It has always been amazing to me, scandalous sometimes, the way Paris allows itself to slow down to a near-halt in August when the whole city goes on vacation. It’s a
time-honored tradition (established in 1935) that gets everyone involved – from shop keepers to civil servants to government officials. It’s probably the one single thing that opinionated Parisians agree upon – their need, their undeniable right to a month’s holiday. Good for them. Or at least that’s what I thought.
However, this year, I have noticed a “condition” with some French vacationers that could be disabling and potentially dangerous. I’m going to call it OVD (Obsessive-Vacation Disorder). Here’s a little summary of its symptoms and side effects.
First of all, the concept and the word “Vacation” laces everyone’s conversations from the month of May to the month of October. In May, it’s in the planning stages.People are obsessed with getting the best deal; repeatedly searching for bargains for holiday destinations online (and often at work). Coffee breaks are longer as colleagues discuss where they might go and what they might do. They leave work early to shop for their snorkels, walking shoes, tents, golf clubs, etc. The French need extra time to plan and prepare. Any boss can understand that a good vacation doesn’t just happen – he or she is probably using some of his work hours to do exactly the same thing.
The second stage of OVD occurs as the vacation date approaches.
The employee needs to leave his office in a reasonably organized state for his back-up. And that is anxiety-provoking.

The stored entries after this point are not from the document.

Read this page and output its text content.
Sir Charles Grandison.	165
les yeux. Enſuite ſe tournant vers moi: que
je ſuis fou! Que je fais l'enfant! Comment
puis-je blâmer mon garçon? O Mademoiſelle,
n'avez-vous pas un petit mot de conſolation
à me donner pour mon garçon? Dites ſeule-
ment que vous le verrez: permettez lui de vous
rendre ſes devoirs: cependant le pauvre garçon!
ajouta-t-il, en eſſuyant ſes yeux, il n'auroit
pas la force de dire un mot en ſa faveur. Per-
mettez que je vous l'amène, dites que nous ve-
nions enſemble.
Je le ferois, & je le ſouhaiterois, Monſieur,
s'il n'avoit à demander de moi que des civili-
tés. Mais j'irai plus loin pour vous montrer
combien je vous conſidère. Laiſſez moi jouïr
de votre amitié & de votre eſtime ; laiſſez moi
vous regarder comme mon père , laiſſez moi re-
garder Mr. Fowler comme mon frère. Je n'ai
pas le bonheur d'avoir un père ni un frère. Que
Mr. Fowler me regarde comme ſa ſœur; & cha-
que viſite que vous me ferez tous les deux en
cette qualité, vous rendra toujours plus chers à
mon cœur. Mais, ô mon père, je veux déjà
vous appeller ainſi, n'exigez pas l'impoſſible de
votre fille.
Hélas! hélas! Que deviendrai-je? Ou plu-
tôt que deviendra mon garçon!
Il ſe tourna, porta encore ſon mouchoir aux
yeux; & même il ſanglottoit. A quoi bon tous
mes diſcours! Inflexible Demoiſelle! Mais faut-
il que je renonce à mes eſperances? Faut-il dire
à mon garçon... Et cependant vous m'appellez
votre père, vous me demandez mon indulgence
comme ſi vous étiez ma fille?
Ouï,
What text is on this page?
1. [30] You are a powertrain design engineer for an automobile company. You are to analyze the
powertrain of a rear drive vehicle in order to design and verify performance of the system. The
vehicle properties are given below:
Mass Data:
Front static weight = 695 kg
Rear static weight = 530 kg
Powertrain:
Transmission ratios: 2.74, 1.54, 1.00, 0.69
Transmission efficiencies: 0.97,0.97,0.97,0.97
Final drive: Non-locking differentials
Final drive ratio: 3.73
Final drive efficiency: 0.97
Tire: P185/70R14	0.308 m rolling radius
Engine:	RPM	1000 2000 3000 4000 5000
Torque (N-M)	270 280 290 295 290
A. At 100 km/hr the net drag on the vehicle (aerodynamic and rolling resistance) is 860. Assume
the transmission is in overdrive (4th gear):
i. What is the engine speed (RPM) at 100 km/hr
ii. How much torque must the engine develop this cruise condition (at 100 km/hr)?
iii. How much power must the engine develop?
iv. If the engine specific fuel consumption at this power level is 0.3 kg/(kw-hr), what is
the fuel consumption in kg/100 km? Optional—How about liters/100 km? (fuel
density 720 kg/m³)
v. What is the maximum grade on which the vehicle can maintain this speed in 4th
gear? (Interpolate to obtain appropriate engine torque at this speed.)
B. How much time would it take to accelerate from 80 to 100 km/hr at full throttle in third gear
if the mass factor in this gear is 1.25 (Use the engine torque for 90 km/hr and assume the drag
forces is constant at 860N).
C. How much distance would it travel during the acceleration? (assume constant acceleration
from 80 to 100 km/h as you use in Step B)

I have witnessed French colleagues stress out so much in this pre-vacation period that they drop sweat beads on their computers and forget all kinds of important details (such as passwords, essential documents, etc.). Huge computer snafus usually happen in August, just like the one Delta Airlines is experiencing this year. Could the root of that technological disaster be human error? Was that human getting ready to go on holiday? Remember, OVD is chronic, uncontrollable and potentially disabling.
Now, when a Parisian is on holiday in August, someone takes his place who is just returning from their four-week July holiday. One would think that that person would be recharged and ready to go, looking forward to showing off their efficiency. But no, OVD strikes the returning vacationer as well. There are several ways the French “handle” their total lack of productivity upon returning to work post-holiday. The most common one is to
complain – constantly, repeatedly, obsessively. I went to the bank last week and listened to my banker tell me how overwhelmed she was because there were only three people working in her office. She couldn’t even give me an appointment because of all the frenzy going on at her job. She told me to stop by and she would “try to fit me in.” This lady spent at least ten minutes talking about how understaffed they were during the August vacation period; how another colleague was on maternity leave; how that colleague forgot to leave her the information she needed for my account; how the new software they were using was slower than the old one and on and on. When she finally shut up and did what she had to do, it took five minutes. Five minutes.
Another OVD sign for post-vacation stress is the French art of using vacation as an excuse for inefficiency. It happened to a friend of mine during a recent medical visit. She had seen the same nurse for her ongoing cure – once a week every week in the month of June. The nurse had completely forgotten who she was and began treating her as a brand-new patient at her August appointment. She had my friend’s file in her hands but had not thought to read it. When she finally realized her mistake, she apologized by saying, “Oh, I’m so sorry, I just got back from vacation a few days ago. You’ll have to excuse me.” That’s it. That’s an excuse that this professional thought was a reasonable one. So, just how much time does an OVD-sufferer need to get back to the real world? Shouldn’t you be a better worker when you return from holiday? Isn’t that why vacations exist in the first place?
Is there a cure for OVD? I doubt it, at least not for any Frenchman worth his salt.
This ritual, these leisure habits are engrained in the French culture. I simply can’t imagine any Parisian going to an Obsessive-Vacation Disorder support group. For them, obsessing about vacation is just Business as Usual. And, like I said earlier, good for them.